Tja, wenn man Bibelexegese auf dem Niveau "Aber dat steht doch da" betreibt, dann kann nichts brauchbares rauskommen. Dann bleibt es pure Glaubensideologie, und die gehört in die Kirche und nicht an die Unis.
Und umgekehrt, wenn man bei der Exegese eines Textes so vorgeht, dass man sagt: "mir egal, was in den Texten steht, die ich auslege; ich glaube das nicht und denke mir selbst was dazu aus", dann ist das auch pure Glaubensideologie.
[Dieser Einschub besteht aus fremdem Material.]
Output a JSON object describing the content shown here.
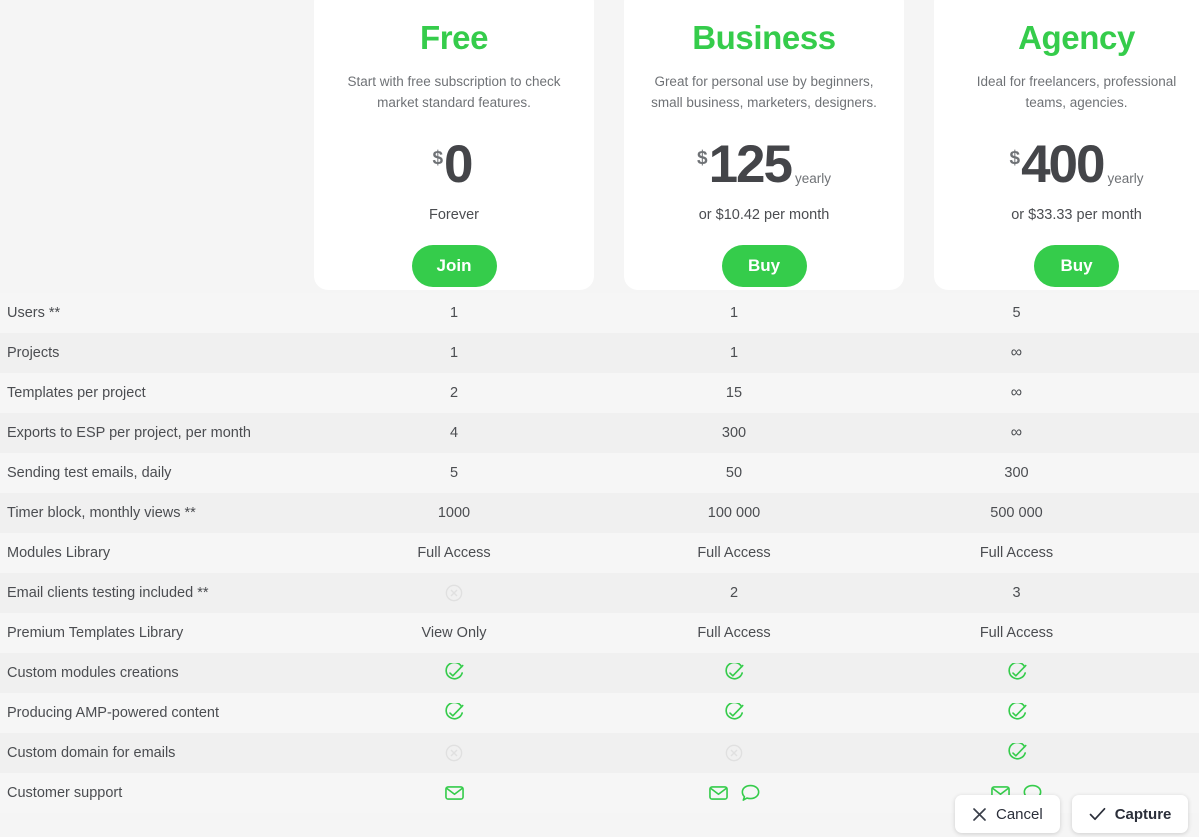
{
  "page": {
    "background": "#f5f5f5",
    "accent_green": "#35cc4b",
    "text_color": "#4b4d51"
  },
  "plans": [
    {
      "name": "Free",
      "description": "Start with free subscription to check market standard features.",
      "currency": "$",
      "amount": "0",
      "period": "",
      "note": "Forever",
      "cta_label": "Join"
    },
    {
      "name": "Business",
      "description": "Great for personal use by beginners, small business, marketers, designers.",
      "currency": "$",
      "amount": "125",
      "period": "yearly",
      "note": "or $10.42 per month",
      "cta_label": "Buy"
    },
    {
      "name": "Agency",
      "description": "Ideal for freelancers, professional teams, agencies.",
      "currency": "$",
      "amount": "400",
      "period": "yearly",
      "note": "or $33.33 per month",
      "cta_label": "Buy"
    }
  ],
  "features": [
    {
      "label": "Users **",
      "free": {
        "type": "text",
        "value": "1"
      },
      "business": {
        "type": "text",
        "value": "1"
      },
      "agency": {
        "type": "text",
        "value": "5"
      }
    },
    {
      "label": "Projects",
      "free": {
        "type": "text",
        "value": "1"
      },
      "business": {
        "type": "text",
        "value": "1"
      },
      "agency": {
        "type": "text",
        "value": "∞"
      }
    },
    {
      "label": "Templates per project",
      "free": {
        "type": "text",
        "value": "2"
      },
      "business": {
        "type": "text",
        "value": "15"
      },
      "agency": {
        "type": "text",
        "value": "∞"
      }
    },
    {
      "label": "Exports to ESP per project, per month",
      "free": {
        "type": "text",
        "value": "4"
      },
      "business": {
        "type": "text",
        "value": "300"
      },
      "agency": {
        "type": "text",
        "value": "∞"
      }
    },
    {
      "label": "Sending test emails, daily",
      "free": {
        "type": "text",
        "value": "5"
      },
      "business": {
        "type": "text",
        "value": "50"
      },
      "agency": {
        "type": "text",
        "value": "300"
      }
    },
    {
      "label": "Timer block, monthly views **",
      "free": {
        "type": "text",
        "value": "1000"
      },
      "business": {
        "type": "text",
        "value": "100 000"
      },
      "agency": {
        "type": "text",
        "value": "500 000"
      }
    },
    {
      "label": "Modules Library",
      "free": {
        "type": "text",
        "value": "Full Access"
      },
      "business": {
        "type": "text",
        "value": "Full Access"
      },
      "agency": {
        "type": "text",
        "value": "Full Access"
      }
    },
    {
      "label": "Email clients testing included **",
      "free": {
        "type": "icons",
        "icons": [
          "cross-circle-icon"
        ]
      },
      "business": {
        "type": "text",
        "value": "2"
      },
      "agency": {
        "type": "text",
        "value": "3"
      }
    },
    {
      "label": "Premium Templates Library",
      "free": {
        "type": "text",
        "value": "View Only"
      },
      "business": {
        "type": "text",
        "value": "Full Access"
      },
      "agency": {
        "type": "text",
        "value": "Full Access"
      }
    },
    {
      "label": "Custom modules creations",
      "free": {
        "type": "icons",
        "icons": [
          "check-circle-icon"
        ]
      },
      "business": {
        "type": "icons",
        "icons": [
          "check-circle-icon"
        ]
      },
      "agency": {
        "type": "icons",
        "icons": [
          "check-circle-icon"
        ]
      }
    },
    {
      "label": "Producing AMP-powered content",
      "free": {
        "type": "icons",
        "icons": [
          "check-circle-icon"
        ]
      },
      "business": {
        "type": "icons",
        "icons": [
          "check-circle-icon"
        ]
      },
      "agency": {
        "type": "icons",
        "icons": [
          "check-circle-icon"
        ]
      }
    },
    {
      "label": "Custom domain for emails",
      "free": {
        "type": "icons",
        "icons": [
          "cross-circle-icon"
        ]
      },
      "business": {
        "type": "icons",
        "icons": [
          "cross-circle-icon"
        ]
      },
      "agency": {
        "type": "icons",
        "icons": [
          "check-circle-icon"
        ]
      }
    },
    {
      "label": "Customer support",
      "free": {
        "type": "icons",
        "icons": [
          "envelope-icon"
        ]
      },
      "business": {
        "type": "icons",
        "icons": [
          "envelope-icon",
          "chat-bubble-icon"
        ]
      },
      "agency": {
        "type": "icons",
        "icons": [
          "envelope-icon",
          "chat-bubble-icon"
        ]
      }
    }
  ],
  "capture_overlay": {
    "cancel_label": "Cancel",
    "capture_label": "Capture"
  }
}
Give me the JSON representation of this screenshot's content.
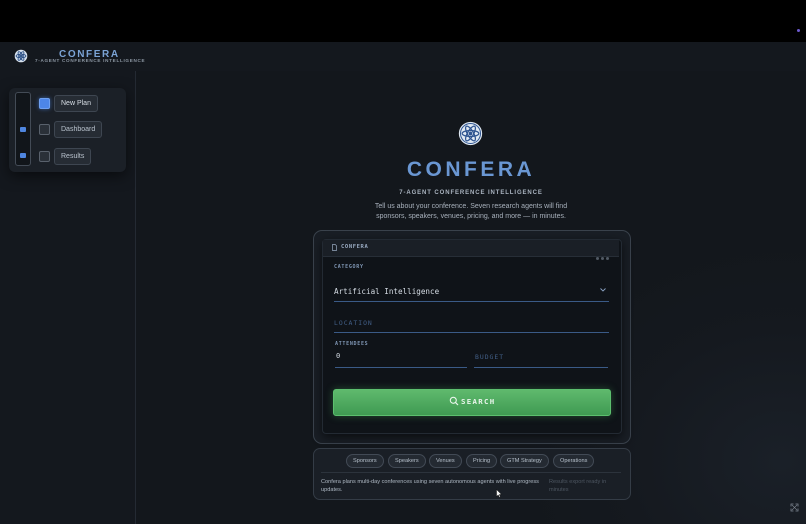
{
  "brand": {
    "title": "CONFERA",
    "subtitle": "7-AGENT CONFERENCE INTELLIGENCE",
    "logo_icon": "atom-logo-icon"
  },
  "nav": {
    "items": [
      {
        "label": "New Plan",
        "checked": true
      },
      {
        "label": "Dashboard",
        "checked": false
      },
      {
        "label": "Results",
        "checked": false
      }
    ]
  },
  "hero": {
    "title": "CONFERA",
    "subtitle": "7-AGENT CONFERENCE INTELLIGENCE",
    "description": "Tell us about your conference. Seven research agents will find sponsors, speakers, venues, pricing, and more — in minutes."
  },
  "form": {
    "header_title": "CONFERA",
    "category_label": "CATEGORY",
    "category_value": "Artificial Intelligence",
    "location_placeholder": "LOCATION",
    "attendees_label": "ATTENDEES",
    "attendees_value": "0",
    "budget_placeholder": "BUDGET",
    "search_label": "SEARCH"
  },
  "info": {
    "chips": [
      "Sponsors",
      "Speakers",
      "Venues",
      "Pricing",
      "GTM Strategy",
      "Operations"
    ],
    "text": "Confera plans multi-day conferences using seven autonomous agents with live progress updates.",
    "note": "Results export ready in minutes"
  },
  "colors": {
    "accent": "#6a97d3",
    "search_green": "#4fab5f",
    "background": "#15191f"
  }
}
Und ich sage: Das darf man gern machen, aber nicht behaupten, NUR DIESE Glaubensideologie gehöre an die Unis.
Wenn man das sagt, DANN ist man Dogmatiker. Ich bin da tolerant! Auf Grundlage beider Glaubensannahmen darf geforscht werden und das geschieht auch.

sven23 hat geschrieben:
Fr 10. Mai 2019, 16:05
Roland hat geschrieben:
So 5. Mai 2019, 11:54
sven23 hat geschrieben:
Sa 4. Mai 2019, 08:01
Find ich immer wieder ganz putztig, wenn man die explizite Abwesenheit von Glaubensbekenntnissen als Glaubensbekenntnis bezeichnet.
Damit sagst du, du WEIßT, dass das Handeln Gottes, über das die Bibel berichtet, nicht stattgefunden hat. Alles sei gelogen – und du glaubst das nicht, du weißt es!
Ganz im Gegensatz zu seriösen HKMlern wie Theißen, der klar sagt: alles Hypothesen, Wissenschaft kann nie sagen "so war es" sondern allenfalls "so könnte es gewesen sein".
Eben, auf Basis der Textquellen. Und mit wesentlich höherer Wahrscheinlichkeit als mit Glaubensbekenntnissen.
Ausgerechnet auf der Basis der Textquellen des NT ist deiner Meinung nach also die Wahrscheinlichkeit, dass das Glaubensbekenntnis des Atheismus die Wahrheit ist, höher als der Glaube an Gott? Ich empfehle dir nochmal dringend das NT einfach mal zu lesen!

sven23 hat geschrieben:
Fr 10. Mai 2019, 16:05
Roland hat geschrieben:
So 5. Mai 2019, 11:54
So, sagt er das.
Entweder sind, wie du sagst, die Quellen das Maß aller Dinge, oder all die erfundenen Jesusbilder, die mit den Quellen nicht mehr viel zu tun haben. Du musst dich schon entscheiden.
Entweder du folgst den Quellen oder den Erfindungen derer, die die Bibel auslegen, "als ob es Gott nicht gäbe". Aber beides ist Glaube.
Glaubensideologen haben das Problem, dass sie Mythen und Märchen nicht vom historischen Kern unterscheiden wollen. Für sie es eine Legende, die sie mit aller Gewalt glauben wollen.
"Das Maß aller Dinge", also die Quellen, bezeichnen sich aber selbst als Augenzeugenberichte. Sie sagen explizit aus, dass es sich nicht um Märchen handelt. Sie sagen: Wir sind gerade NICHT klugen Fabeln gefolgt sondern haben die Kraft und die Herrlichkeit Jesu selbst gesehen (vgl. 2. Petrus 1, 16).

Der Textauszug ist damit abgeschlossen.